Eli Lilly and Company’s Data on First-of-its-Kind Lebrikizumab Study
Eli Lilly and Company presented Phase 3 data from a study of lebrikizumab, specifically designed for people with skin of color and moderate-to-severe atopic dermatitis.
“Lebrikizumab is the first investigative treatment for atopic dermatitis to disclose robust efficacy data specifically for people with skin of color, who may experience barriers to treatment or inequitable care,” said Mark Genovese, MD, senior vice president of Immunology Development at Lilly.
Amgen’s Late-Breaking Phase 3 Results from Study of Oral Otezla in Children with Psoriasis
Amgen presented 52-week results from the Phase 3 SPROUT study of Otezla (apremilast) in children and teens 6 to 17 years old with moderate to severe plaque psoriasis.
“For the first time, we have a full year of data on a potential oral treatment for children and adolescents with moderate to severe plaque psoriasis, who currently lack any approved oral treatment options,” said Loretta Fiorillo, MD, FRCPC, clinical professor of pediatrics, University of Alberta. “At 52 weeks, more than half of patients achieved clear or almost clear skin. Otezla showed increased efficacy beyond that seen at the week 16 primary endpoint, with a durable maintenance of response – an important finding for families living with this chronic inflammatory disease.”
UCB’s Late-Breaking Four-Year Efficacy and Safety of Plaque Psoriasis Therapy
UCB announces results of a four-year look into the efficacy and safety of BIMZELX (bimekizumab-bkzx) for adults with moderate-to-severe plaque psoriasis.
“Analysis shows that through four years of bimekizumab treatment, over six out of ten patients achieved and maintained complete skin clearance, a clinically meaningful endpoint and outcome for patients.

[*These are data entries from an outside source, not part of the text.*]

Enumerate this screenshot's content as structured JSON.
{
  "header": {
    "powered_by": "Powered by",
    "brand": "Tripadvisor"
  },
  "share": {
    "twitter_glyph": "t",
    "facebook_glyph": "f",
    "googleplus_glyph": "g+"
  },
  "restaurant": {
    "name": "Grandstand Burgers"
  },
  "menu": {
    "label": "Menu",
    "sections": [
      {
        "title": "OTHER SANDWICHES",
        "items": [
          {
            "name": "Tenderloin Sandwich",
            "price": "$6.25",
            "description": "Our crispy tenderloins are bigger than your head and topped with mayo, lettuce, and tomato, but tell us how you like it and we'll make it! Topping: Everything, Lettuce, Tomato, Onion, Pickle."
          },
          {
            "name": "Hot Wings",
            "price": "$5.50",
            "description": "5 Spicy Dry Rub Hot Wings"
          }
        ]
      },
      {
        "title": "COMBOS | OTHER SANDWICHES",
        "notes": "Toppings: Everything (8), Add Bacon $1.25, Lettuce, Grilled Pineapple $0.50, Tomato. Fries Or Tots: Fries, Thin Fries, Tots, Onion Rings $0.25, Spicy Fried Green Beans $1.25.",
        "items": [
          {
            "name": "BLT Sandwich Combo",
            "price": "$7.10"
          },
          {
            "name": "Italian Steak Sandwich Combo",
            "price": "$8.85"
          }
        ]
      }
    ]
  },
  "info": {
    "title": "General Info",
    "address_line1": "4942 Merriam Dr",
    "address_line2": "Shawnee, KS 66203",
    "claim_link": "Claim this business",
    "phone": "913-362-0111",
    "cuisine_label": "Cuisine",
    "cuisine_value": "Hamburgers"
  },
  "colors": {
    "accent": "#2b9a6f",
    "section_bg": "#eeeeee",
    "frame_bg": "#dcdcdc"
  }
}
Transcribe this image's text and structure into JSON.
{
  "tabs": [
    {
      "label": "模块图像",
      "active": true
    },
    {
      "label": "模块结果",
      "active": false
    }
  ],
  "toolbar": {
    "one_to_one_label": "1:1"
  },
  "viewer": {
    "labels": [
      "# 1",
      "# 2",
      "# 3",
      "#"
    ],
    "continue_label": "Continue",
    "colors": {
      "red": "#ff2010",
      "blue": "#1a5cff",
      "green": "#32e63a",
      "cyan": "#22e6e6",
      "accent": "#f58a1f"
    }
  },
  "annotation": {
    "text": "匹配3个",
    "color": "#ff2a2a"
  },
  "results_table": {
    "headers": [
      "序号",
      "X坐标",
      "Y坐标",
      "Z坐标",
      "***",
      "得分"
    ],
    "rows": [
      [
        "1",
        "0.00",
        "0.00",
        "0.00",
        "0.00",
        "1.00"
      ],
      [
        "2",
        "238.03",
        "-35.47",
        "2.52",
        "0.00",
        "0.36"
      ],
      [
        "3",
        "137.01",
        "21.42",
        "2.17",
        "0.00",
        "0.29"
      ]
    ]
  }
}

These long-term data will be highly welcomed by the dermatology community since they provide important considerations for clinical practice,” said Bruce Strober, MD, PhD, clinical professor of dermatology at Yale University, and Central Connecticut Dermatology.
Johnson & Johnson’s Data on Oral Peptide to Block IL-23 Receptor
Johnson & Johnson presented data evaluating JNJ-2113, an investigational targeted oral peptide designed to block the IL-23 receptor in people with moderate-to-severe plaque psoriasis.
“Data from the FRONTIER 2 study showed that the skin clearance as seen by PASI 75 and higher-bar PASI 90 and 100 responses at 16 weeks was maintained at 52 weeks with no new safety signals across all JNJ-2113 treatment groups,” said Laura Ferris, MD, PhD, professor of dermatology, University of Pittsburgh. “These findings suggest the potential for JNJ-2113 to continue delivering clinically meaningful results, and addresses the high unmet need for a novel, durable, and convenient oral therapeutic option for people living with moderate-to-severe plaque psoriasis.”
Burt’s Bees’ Posters on Benefits of Nature-Based Products
Burt’s Bees presented three posters on the benefits of nature-based products in improving skin barrier function and hydration, and supporting the skin microbiome in people with atopic dermatitis and rosacea.
Stanley Levy, MD, a board-certified dermatologist in Chapel Hill, N.C., and study consultant, said, “This research demonstrates that a topical nature-based gel cream containing inulin, an effective prebiotic, can assist in supporting a balanced microbiome in patients with mild to moderate acne and replenish moisture content without provoking breakouts.”